Problems resolved so far:  Lots of really bad ground connections.  The battery connectors were corroded, worn, broken, loose, etc.  The negative wire to the body of the bus was poorly connected.  The ground strap from the tranny to the undercarriage was a rusted mess.   Next was the rotor and distributor cap looking very worn out.   Surely the person trying to get this bus going would have replaced them?   Who knows what people do.   Points looked ok so I have not  yet changed them but will do so soon.   Oil needs to be replaced.  Etc, Etc.  All plug wires are now sparking away properly from what I can tell.   Engine turning over with some vigor again.  Got life/response with Quickstart spray (yes, I know) for the first time.   So....where's the fuel?   Braving the zillions of bees that were all over the Crocuses beside the bus I put my hand on fuel pump and when my wife turned the engine over, there was nothing going on inside that pump.   Checking connections and voltages and just for fun running a battery directly to it proved the pump is dead as a doornail.   So I'll be getting one of those.   

Then I went under the bus to look around as it's always a great way to get a sense of just how much there is going to be to do of the obvious things.   And then I saw what was possibly the demise of the pump.  Either way not so great:   Someone must have decided the filter was clogged but did not have another one so they just did this little operation in front of the pump:

The pump is quite new to have failed so quickly so I do suspect the missing  filter did not help it much.   Heck the connectors were still nice and clean under their rubber boots.  And yeah, it may well be an early warning to what might be going on inside the gas tank....

So, we'll order a new pump and while waiting for it I'll do the oil change and transmission fluid change as well.   Then we'll see if he finally fires up and we can get the timing done.  Valve adjustment not too long after that (once I get the current vehicle off my lift).

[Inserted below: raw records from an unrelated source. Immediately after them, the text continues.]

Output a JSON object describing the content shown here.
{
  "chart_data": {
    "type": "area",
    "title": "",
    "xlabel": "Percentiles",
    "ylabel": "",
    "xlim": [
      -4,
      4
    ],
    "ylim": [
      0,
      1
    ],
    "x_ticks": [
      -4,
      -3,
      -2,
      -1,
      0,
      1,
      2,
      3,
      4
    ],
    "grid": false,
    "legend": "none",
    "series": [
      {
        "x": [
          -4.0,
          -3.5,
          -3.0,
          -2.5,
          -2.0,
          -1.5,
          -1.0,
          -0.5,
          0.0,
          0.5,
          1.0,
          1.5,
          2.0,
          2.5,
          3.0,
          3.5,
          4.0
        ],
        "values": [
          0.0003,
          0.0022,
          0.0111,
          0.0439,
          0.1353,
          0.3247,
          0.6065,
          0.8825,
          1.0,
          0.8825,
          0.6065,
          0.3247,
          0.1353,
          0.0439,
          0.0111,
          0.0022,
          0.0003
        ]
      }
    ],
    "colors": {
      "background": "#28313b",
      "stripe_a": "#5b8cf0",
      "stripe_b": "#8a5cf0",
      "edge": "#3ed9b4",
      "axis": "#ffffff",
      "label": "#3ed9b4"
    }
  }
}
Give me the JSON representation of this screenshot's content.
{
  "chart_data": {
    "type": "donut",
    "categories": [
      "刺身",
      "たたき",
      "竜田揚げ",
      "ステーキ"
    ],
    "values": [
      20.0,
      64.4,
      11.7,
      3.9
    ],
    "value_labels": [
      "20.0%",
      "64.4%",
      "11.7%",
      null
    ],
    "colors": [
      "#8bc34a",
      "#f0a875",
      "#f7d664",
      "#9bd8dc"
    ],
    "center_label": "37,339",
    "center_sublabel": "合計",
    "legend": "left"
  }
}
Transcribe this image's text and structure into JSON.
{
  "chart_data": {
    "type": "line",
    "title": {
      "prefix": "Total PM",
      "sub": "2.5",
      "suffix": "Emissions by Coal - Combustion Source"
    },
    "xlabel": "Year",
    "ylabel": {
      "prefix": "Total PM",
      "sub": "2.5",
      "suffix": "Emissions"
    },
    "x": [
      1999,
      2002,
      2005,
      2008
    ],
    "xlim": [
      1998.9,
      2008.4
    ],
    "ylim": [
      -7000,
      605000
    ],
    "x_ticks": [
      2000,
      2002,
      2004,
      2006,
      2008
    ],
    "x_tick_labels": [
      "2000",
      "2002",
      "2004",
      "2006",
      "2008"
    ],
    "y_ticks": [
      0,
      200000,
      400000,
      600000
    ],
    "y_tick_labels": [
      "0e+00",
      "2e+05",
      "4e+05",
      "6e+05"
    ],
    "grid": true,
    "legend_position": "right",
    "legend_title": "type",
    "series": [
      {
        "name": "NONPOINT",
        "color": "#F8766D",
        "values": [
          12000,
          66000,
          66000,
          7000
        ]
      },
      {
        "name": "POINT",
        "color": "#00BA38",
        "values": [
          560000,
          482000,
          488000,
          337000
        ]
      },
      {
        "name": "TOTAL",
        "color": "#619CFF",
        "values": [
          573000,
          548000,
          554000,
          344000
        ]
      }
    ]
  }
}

Loving the sunshine !!!!! 

This poor fuel pump must have died a slow awful death.   Installed new pump and a new filter.  I could not use the usual white square filter since it has the two different size outlet pipes for the two sizes of fuel lines it has to deal with and this particular bus has the large 10mm ID (or something like that) all the way from the tank to the area where the pump is located.    So I bought a pretty Fram G3 which not only looks nice but is super-easy to see how clogged up it's getting.   Note the photo is with it hanging before I tucked it up inside the rails and secured it.   Meanwhile here's all the pix:

The failed pump.  Not rocket science to see the problem:

The new Fram G3 Filter:

And yeah, I drained out the old gas including from all the lines as best I could.  Dark piss yellow.  Yuck.